I meant what I said. I might not be able to prevent every bad day, but I would sure as shit try my damnedest to give her the best days of her life from here on out.
◆◆◆
I’d been awake for a while, just watching Shiloh sleep. I took pleasure in knowing that she trusted me enough to protect her, even from herself. That she was able to look so peaceful in her sleep, her hair sprawled out across my chest.
She stirred, her head nuzzling my chest and I sighed, running a hand down her back. I could feel the raised scars through my t-shirt she was wearing, and I resisted the urge to ball my hands into fists.
“Morning,” she said, hitching her knee higher on my waist.
“Morning, baby.”
She sighed her finger tracing my chest. I winced away from her touch when she brushed one of the scratches.

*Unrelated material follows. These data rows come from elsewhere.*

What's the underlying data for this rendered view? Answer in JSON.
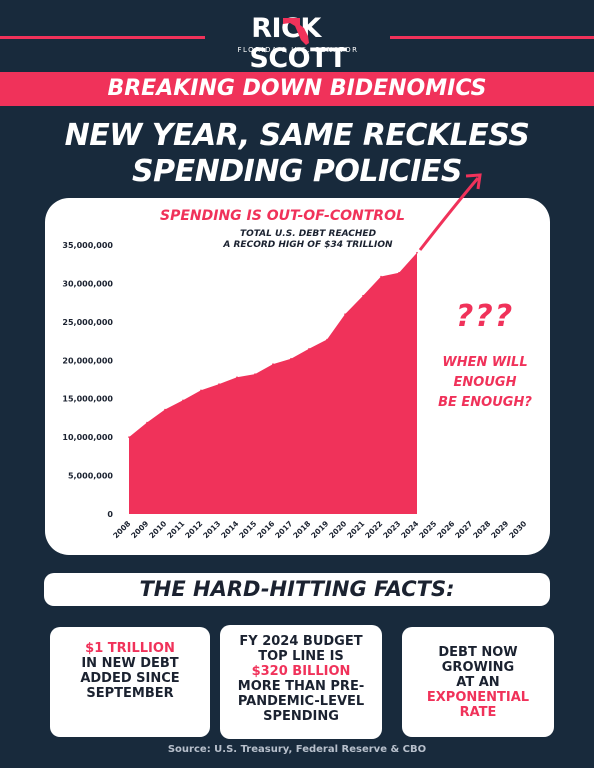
{
  "header": {
    "logo_first": "RICK",
    "logo_last": "SCOTT",
    "logo_sub": "FLORIDA'S U.S. SENATOR",
    "banner": "BREAKING DOWN BIDENOMICS",
    "headline_line1": "NEW YEAR, SAME RECKLESS",
    "headline_line2": "SPENDING POLICIES"
  },
  "chart_data": {
    "type": "area",
    "title": "SPENDING IS OUT-OF-CONTROL",
    "annotation_line1": "TOTAL U.S. DEBT REACHED",
    "annotation_line2": "A RECORD HIGH OF $34 TRILLION",
    "xlabel": "",
    "ylabel": "",
    "ylim": [
      0,
      35000000
    ],
    "yticks": [
      0,
      5000000,
      10000000,
      15000000,
      20000000,
      25000000,
      30000000,
      35000000
    ],
    "ytick_labels": [
      "0",
      "5,000,000",
      "10,000,000",
      "15,000,000",
      "20,000,000",
      "25,000,000",
      "30,000,000",
      "35,000,000"
    ],
    "xticks": [
      "2008",
      "2009",
      "2010",
      "2011",
      "2012",
      "2013",
      "2014",
      "2015",
      "2016",
      "2017",
      "2018",
      "2019",
      "2020",
      "2021",
      "2022",
      "2023",
      "2024",
      "2025",
      "2026",
      "2027",
      "2028",
      "2029",
      "2030"
    ],
    "x": [
      "2008",
      "2009",
      "2010",
      "2011",
      "2012",
      "2013",
      "2014",
      "2015",
      "2016",
      "2017",
      "2018",
      "2019",
      "2020",
      "2021",
      "2022",
      "2023",
      "2024"
    ],
    "values": [
      10000000,
      11900000,
      13600000,
      14800000,
      16100000,
      16900000,
      17800000,
      18200000,
      19500000,
      20200000,
      21500000,
      22700000,
      26000000,
      28400000,
      30900000,
      31400000,
      34000000
    ],
    "color": "#f0325a",
    "grid": false,
    "legend": "none"
  },
  "side": {
    "qqq": "???",
    "when": [
      "WHEN WILL",
      "ENOUGH",
      "BE ENOUGH?"
    ]
  },
  "facts": {
    "title": "THE HARD-HITTING FACTS:",
    "f1": [
      "$1 TRILLION",
      "IN NEW DEBT",
      "ADDED SINCE",
      "SEPTEMBER"
    ],
    "f2": [
      "FY 2024 BUDGET",
      "TOP LINE IS",
      "$320 BILLION",
      "MORE THAN PRE-",
      "PANDEMIC-LEVEL",
      "SPENDING"
    ],
    "f3": [
      "DEBT NOW",
      "GROWING",
      "AT AN",
      "EXPONENTIAL",
      "RATE"
    ]
  },
  "source": "Source: U.S. Treasury, Federal Reserve & CBO",
  "colors": {
    "accent": "#f0325a",
    "navy": "#182a3c",
    "text": "#1b2230"
  }
}
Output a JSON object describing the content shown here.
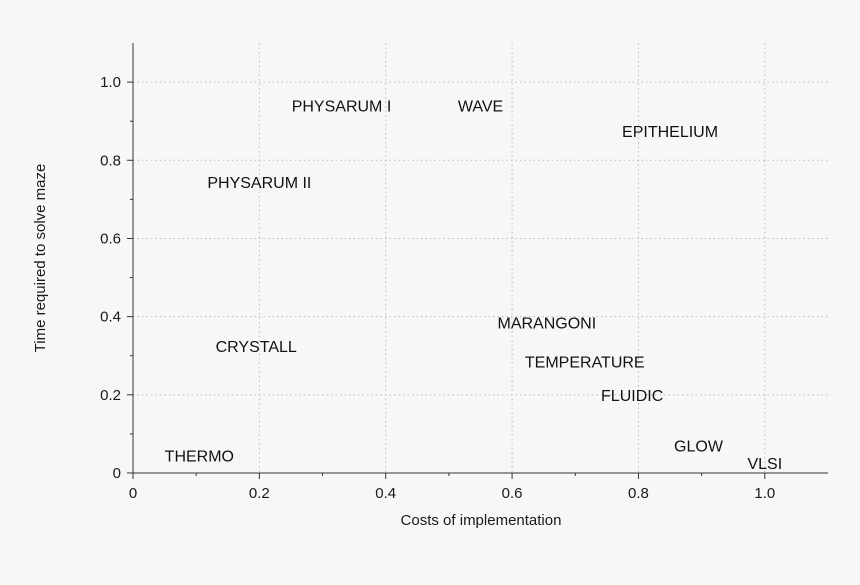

She sat up abruptly, eyes scanning my chest, trailing up to my neck. She glared like they were offensive.
I gripped her jaw, making her look at me. “It’s okay.”
“It’s not,” she muttered, glaring at me.
I shook my head, rage swirling in my chest. I wanted to hurt him. I wanted to hurt everyone who had ever hurt her. I wanted to kill him, just like how she had wanted to kill me last night.
That was when it dawned on me. She thought I was him. Last night she thought I was the cruel, evil piece of shit that had been abusing her. And she wanted to kill him.
I rolled, pinning her beneath me, hand still squeezing her jaw.
“I want him dead.”
She blinked, brows bunching as she continued to stare at me.
“I want to kill him. I want to kill every single person who has ever put their hands on you. I want them to suffer; I want them to hurt worse than they hurt you.”
I pressed my lips to hers, unable to control the anger, the need to consume the self-hatred from within her.
She needed to know that she wasn't alone in her feelings.
She wasn't alone in her anger. She could want them dead.
But so could I. And I'd help her do it if the time ever came where I was face to face with one of her demons from her past.
“I want to burn every person that fed you lies, that made you believe you weren’t worth this, worth everything.”
She panted against my mouth, and I could see her pulse racing in her neck.
“You can hurt me anytime. So long as it’s not you, so long as you’re not hurting the person I love, you can do whatever you want to me. Scratch me, choke me, fight me, I don't care. Just don't you dare hurt yourself because your body deserves nothing but love.”
She tried to shake her head, but I grabbed the back of her neck, forcing her to look at me.
“I love you. All of you. Always.”
I waited for Shiloh to acquiesce before releasing my hold on her and giving her one last kiss.
No one was going to take her from me again.